Das Wichtigste in der
Religion ist die
Erkenntnis [ma´rifa] über Ihn, und die Vervollständigung der
Erkenntnis Seiner besteht darin, Ihn zu bestätigen, die
Vervollständigung der Bestätigung Seiner besteht in der
(Bestätigung der)
Einheit [tauhid] Seiner, die
Vervollständigung (des Verständnisses) Seiner Einheit liegt in
der Aufrichtigkeit Ihm gegenüber. Die Vervollkommnung der
Aufrichtigkeit Ihm gegenüber liegt darin, Ihm keine
Eigenschaften zuzuschreiben, denn jede Eigenschaft zeugt
davon, dass sie nicht der Beschriebene ist, und alles
Beschriebene zeugt davon, dass es anders als die Eigenschaft
ist. Denn wer
ALLAH, Den Erhabenen, beschrieben hat, hat Ihn
bereits (mit dieser Eigenschaft) verbunden, und wer Ihn
(damit) verbunden hat, betrachtet Ihn als Zwei, wer Ihn als
Zwei ansieht, hat Ihn geteilt, und wer Ihn geteilt hat, kennt
Ihn nicht, und wer Ihn nicht kennt, hat auf Ihn gezeigt. Wer
auf Ihn gezeigt hat, hat Ihn begrenzt, und wer Ihn begrenzt
hat, hat Ihn gezählt. Wer gesagt hat, worin Er (enthalten)

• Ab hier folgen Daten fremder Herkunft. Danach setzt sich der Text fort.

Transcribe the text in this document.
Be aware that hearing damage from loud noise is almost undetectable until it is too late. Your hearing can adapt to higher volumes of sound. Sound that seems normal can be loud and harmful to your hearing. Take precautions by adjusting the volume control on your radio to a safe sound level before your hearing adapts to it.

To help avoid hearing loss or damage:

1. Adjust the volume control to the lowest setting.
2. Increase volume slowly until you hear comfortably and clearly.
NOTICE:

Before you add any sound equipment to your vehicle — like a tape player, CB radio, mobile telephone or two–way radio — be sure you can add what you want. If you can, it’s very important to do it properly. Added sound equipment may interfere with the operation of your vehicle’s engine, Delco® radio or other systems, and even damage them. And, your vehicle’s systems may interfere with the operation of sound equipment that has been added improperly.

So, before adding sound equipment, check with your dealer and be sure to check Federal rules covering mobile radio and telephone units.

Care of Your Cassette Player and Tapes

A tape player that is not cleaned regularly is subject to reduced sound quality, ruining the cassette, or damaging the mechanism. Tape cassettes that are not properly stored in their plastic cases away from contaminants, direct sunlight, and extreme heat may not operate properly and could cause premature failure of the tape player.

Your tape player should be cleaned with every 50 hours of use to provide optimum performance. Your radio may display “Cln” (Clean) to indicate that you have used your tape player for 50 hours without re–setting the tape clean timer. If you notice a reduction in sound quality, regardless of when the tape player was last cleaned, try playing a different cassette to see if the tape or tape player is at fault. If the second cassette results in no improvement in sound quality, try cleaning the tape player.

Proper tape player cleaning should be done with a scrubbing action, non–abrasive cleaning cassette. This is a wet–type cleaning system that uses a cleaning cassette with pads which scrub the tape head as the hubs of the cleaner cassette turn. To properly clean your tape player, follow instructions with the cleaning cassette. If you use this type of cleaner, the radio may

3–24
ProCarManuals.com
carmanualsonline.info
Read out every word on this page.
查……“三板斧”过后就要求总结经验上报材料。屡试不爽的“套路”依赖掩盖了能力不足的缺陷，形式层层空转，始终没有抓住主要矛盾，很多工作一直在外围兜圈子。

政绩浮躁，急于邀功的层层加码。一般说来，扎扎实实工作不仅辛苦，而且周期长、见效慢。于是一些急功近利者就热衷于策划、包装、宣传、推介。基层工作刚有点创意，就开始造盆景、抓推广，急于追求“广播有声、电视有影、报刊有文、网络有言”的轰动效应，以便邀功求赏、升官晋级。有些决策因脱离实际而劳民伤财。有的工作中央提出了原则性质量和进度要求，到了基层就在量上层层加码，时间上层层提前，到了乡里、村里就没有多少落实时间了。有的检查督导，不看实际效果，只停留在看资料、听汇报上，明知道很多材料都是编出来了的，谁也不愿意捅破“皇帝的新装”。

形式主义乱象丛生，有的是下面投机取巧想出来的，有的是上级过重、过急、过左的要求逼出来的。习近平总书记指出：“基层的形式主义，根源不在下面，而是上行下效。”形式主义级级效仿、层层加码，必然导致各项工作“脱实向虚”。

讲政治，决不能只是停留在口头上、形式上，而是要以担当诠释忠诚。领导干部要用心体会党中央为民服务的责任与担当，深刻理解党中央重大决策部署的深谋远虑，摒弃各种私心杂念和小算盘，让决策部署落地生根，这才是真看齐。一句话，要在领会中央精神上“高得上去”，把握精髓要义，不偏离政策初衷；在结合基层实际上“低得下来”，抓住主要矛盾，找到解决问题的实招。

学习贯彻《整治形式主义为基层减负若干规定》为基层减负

ist, behauptet, dass Er (in irgendetwas) enthalten ist, und
wer sagt, wovon Er abgehalten wird, hat jenes von Ihm frei
gemacht. Er
existiert [ka´in], doch ohne irgendetwas, was Ihn
in die
Existenz gebracht hat, (und) Er
existiert, doch nicht
aus der Nicht-Existenz heraus. Er ist mit allen Dingen, doch
nicht (mit ihnen) verbunden, und Er ist anders als alle Dinge,
doch ohne (von ihnen) getrennt zu sein.
Er handelt, doch nicht im Sinne von
Bewegung und Werkzeugen, Er ist Sehend, selbst wenn es nichts
(von Ihm) gibt, was von Seinen Geschöpfen gesehen wird. Er ist
Der Einzige, so dass es niemanden gibt, mit dem Er
Gesellschaft hält und keinen, aufgrund dessen Verlustes Er
sich einsam fühlt.
Die Erschaffung der (gesamten)
Welt**
Er hat die Geschöpfe als wunderbare
Schöpfung erschaffen, und Er begann sie von Beginn an, ohne
Erwägung von Nachdenken, ohne Erfahrung, von der Er
profitierte, ohne eine Bewegung zu initiieren, und ohne
irgendeine Inspiration der Seele zu erfahren.
Er wies den Dingen ihre Zeiten zu, setzte
ihre Variationen zusammen, gab ihnen ihre natürlichen
Veranlagungen ein, bestimmte ihre Gestalt, die Er vor ihrer
Erschaffung kannte, unter völliger Kenntnis ihres Umfanges und
ihrer Grenzen, mit dem Wissen um ihre Zusammenhänge und
Komplexizität. Dann erschuf Er – Erhaben ist Er – die
Aufschließung der Atmosphäre, erschloss die Weiten und die
Wege der Luft. Er ließ Wasser in sie hineinfließen, dessen
Strömungen aufeinanderprallen und seine Wellen sich
aufeinander türmen. Er lud es auf den stürmischen Wind und
zerschmetternden Orkan, befahl ihnen, es zurückzubringen, gab
ihm (dem Wind) Kontrolle über die Stärke und setzte ihm seine
Grenzen fest. Der Wind weht scharf unter ihm, und das Wasser
fließt in wilder Strömung unter ihm. Dann erschuf Er – Erhaben
ist Er – einen Wind und machte sein Wehen steril,
festigte seine Position, intensivierte seine Bewegung und ließ
ihn sich weit verbreiten. Er befahl ihm, das schwellende
Wasser hochzupeitschen und die Wellen der Meere aufzuwirbeln.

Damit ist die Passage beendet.